Enter Exception Signatures

In order to enable organization I started looking at generating a fingerprint for every exception. Some sort of string generated by looking at the stack traces of the exception, its inner exceptions and meta information of each exception. I wanted a solution which could be intelligent enough to differentiate between two exceptions thrown from the same place but for different reasons (i.e., the algorithm should look at the entire exception chain instead of only the base exception target site).

Handling dynamic data in exception messages

I also wanted it to be able to detect and disregard dynamic data in exception messages. Ever heard of Exception.Data? That's where we store extra information that we want to tack along for debugging purposes. Exception.Data is great but sometimes it's to much work and you just want to throw in some debugging data in the Exception.Message string like this:

public void RefundPurchase() {
    if(PurchaseState != "completed")
        throw new InvalidOperationException(
            "Invalid state for refund: " + PurchaseState
        );
}

In order to handle these cases I made the algorithm aware of three "pretty standard" ways of including dynamic data in exception messages.

  1. Text after a colon ':'. Invalid state for refund: inprogress
  2. Text within single and double quotes. Invalid state for refund "inprogress"
  3. Text within balanced parenthesis, brackets and braces. Invalid state for refund (state was inprogress)

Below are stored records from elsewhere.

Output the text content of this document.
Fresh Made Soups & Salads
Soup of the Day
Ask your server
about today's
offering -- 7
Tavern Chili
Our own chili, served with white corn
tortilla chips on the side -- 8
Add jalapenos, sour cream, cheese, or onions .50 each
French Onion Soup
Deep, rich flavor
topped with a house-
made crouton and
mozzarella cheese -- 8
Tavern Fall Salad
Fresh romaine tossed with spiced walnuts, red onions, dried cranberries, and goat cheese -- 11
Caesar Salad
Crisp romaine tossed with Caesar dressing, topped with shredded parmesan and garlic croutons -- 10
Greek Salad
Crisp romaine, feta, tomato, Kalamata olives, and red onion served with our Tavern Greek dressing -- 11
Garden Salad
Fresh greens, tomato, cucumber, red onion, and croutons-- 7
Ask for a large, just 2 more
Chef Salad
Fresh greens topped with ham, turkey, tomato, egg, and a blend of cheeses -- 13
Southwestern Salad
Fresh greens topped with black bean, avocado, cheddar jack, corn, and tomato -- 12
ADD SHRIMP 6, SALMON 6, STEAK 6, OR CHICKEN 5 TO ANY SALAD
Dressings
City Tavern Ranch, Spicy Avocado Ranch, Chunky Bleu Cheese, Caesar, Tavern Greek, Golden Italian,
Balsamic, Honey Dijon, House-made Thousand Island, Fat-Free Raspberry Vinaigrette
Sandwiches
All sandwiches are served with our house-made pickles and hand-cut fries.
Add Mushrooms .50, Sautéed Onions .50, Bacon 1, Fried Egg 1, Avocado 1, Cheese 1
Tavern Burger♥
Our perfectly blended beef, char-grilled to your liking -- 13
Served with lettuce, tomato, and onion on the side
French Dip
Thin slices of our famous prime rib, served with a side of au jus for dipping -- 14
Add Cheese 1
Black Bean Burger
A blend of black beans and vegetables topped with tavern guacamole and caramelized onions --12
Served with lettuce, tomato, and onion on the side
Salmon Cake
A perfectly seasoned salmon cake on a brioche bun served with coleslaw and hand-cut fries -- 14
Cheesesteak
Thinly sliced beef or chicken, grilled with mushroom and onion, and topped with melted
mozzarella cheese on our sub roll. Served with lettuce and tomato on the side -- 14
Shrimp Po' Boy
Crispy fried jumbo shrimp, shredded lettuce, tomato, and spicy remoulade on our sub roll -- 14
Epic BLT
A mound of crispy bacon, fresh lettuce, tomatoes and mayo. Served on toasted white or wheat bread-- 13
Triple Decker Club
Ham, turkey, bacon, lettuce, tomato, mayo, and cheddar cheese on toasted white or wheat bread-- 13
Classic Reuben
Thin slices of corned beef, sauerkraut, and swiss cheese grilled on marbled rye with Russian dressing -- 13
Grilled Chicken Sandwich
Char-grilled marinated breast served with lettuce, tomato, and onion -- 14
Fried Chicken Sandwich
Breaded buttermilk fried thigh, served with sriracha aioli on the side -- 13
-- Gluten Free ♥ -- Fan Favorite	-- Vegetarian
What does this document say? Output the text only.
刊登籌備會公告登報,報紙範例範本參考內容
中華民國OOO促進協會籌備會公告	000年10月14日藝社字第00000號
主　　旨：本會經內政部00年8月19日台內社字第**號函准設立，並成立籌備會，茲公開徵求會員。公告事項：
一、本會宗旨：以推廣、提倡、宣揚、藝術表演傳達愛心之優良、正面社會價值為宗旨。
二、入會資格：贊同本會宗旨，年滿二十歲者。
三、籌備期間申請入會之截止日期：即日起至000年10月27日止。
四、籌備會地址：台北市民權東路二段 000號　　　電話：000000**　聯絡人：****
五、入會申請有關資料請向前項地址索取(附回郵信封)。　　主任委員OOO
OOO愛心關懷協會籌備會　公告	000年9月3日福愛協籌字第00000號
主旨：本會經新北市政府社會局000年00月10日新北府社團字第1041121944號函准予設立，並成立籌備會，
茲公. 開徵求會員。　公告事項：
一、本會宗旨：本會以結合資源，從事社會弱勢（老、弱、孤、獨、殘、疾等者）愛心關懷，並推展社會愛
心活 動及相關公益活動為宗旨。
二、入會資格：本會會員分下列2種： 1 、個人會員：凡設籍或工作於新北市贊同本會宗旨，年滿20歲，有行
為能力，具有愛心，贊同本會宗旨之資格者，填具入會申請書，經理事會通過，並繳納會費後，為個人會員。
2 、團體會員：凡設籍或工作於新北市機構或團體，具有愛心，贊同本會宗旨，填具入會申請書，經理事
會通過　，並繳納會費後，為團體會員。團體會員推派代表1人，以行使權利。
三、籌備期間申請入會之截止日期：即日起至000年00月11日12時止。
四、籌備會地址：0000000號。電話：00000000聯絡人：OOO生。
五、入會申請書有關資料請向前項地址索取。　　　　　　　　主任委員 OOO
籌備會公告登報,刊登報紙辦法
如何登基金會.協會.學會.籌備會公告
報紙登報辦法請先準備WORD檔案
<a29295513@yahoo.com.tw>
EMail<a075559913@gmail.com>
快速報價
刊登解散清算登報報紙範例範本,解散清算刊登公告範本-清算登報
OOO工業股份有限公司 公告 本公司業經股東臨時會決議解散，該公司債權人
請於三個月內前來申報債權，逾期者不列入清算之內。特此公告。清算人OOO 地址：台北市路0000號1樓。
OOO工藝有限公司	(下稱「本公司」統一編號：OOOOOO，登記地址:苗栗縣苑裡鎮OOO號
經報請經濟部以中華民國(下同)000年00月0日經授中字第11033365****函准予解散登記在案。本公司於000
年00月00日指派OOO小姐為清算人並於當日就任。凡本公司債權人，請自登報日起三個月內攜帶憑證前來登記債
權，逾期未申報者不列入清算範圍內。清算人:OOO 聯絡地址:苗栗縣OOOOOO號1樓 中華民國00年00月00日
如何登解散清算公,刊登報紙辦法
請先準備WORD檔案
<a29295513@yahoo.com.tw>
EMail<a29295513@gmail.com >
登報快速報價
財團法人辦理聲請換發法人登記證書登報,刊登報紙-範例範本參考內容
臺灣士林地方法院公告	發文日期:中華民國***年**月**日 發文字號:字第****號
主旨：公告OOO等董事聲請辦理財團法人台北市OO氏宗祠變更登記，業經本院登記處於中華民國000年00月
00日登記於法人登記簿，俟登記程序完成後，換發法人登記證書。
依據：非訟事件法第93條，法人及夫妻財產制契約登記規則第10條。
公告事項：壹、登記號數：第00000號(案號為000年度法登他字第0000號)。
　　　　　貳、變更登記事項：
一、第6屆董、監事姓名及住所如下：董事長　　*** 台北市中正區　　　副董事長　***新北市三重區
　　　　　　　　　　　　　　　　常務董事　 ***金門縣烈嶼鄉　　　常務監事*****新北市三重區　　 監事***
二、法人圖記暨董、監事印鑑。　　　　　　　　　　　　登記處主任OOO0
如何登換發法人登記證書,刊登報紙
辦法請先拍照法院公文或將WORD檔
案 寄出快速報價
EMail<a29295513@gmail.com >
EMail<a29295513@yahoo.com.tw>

Handling localized exceptions

I also wanted localized exceptions to produce the same signature when possible. We have a windows app used by some of our customers and we wanted exceptions from them to produce the same signature regardless of their OS language. To accommodate this I added some custom code for exceptions which contain an ErrorCode (SocketException and Win32Exception) and use that instead of the message.

Human semi-friendly signatures

My last requirement was that the signatures generated would be short so that we could display them to our users when they encounter one of our error-pages. This enables our customer service to provide status updates to calling customers by simply looking up the signature in trac and looking at its status.

As such the signatures are no-crazy-signs 8 character hex strings, like "617c1de5" and "1570d6d7"

Conclusion and possible solution

I think I've covered all my requirements and I must say that it has worked great for us. All of our exceptions end up in trac where we can prioritize, assign and catalogue them. We even have a great way of knowing when exceptions that we think we've squashed re-appear because then the ticket just get re-opened.

Jeff Atwood wrote about using exception logs as a de-facto to do list a while ago and that's exactly what we have accomplished using this technique. We even did it long before he published his post but no one will ever believe that =)

What about ELMAH?

I have not used ELMAH personally but I've certainly heard many great things about it. From what I've read about ELMAH it seems that they have some great features for filtering unwanted exceptions but I haven't seen anything about grouping exceptions. The ideal thing would of course be if existing frameworks like ELMAH used this implementation to provide simple grouping.

Our end result

trac-tickets

image

This is an example of how it looks when we encounter an exception in our system. Note that although the exception was thrown twice there’s only one ticket.

Get the code and abuse it

This is the part which makes my stomach ache... The code, complete with a couple of unit tests and an example program plus more information is available at http://www.freakcode.com/projects/exception-signatures.

Licensing information

kick it on DotNetKicks.com

1 comment:

  1. Thanks for this! It's going to help us sort through the exceptions also so I can remove my email filter that I currently use for the exceptions that gets emailed to me.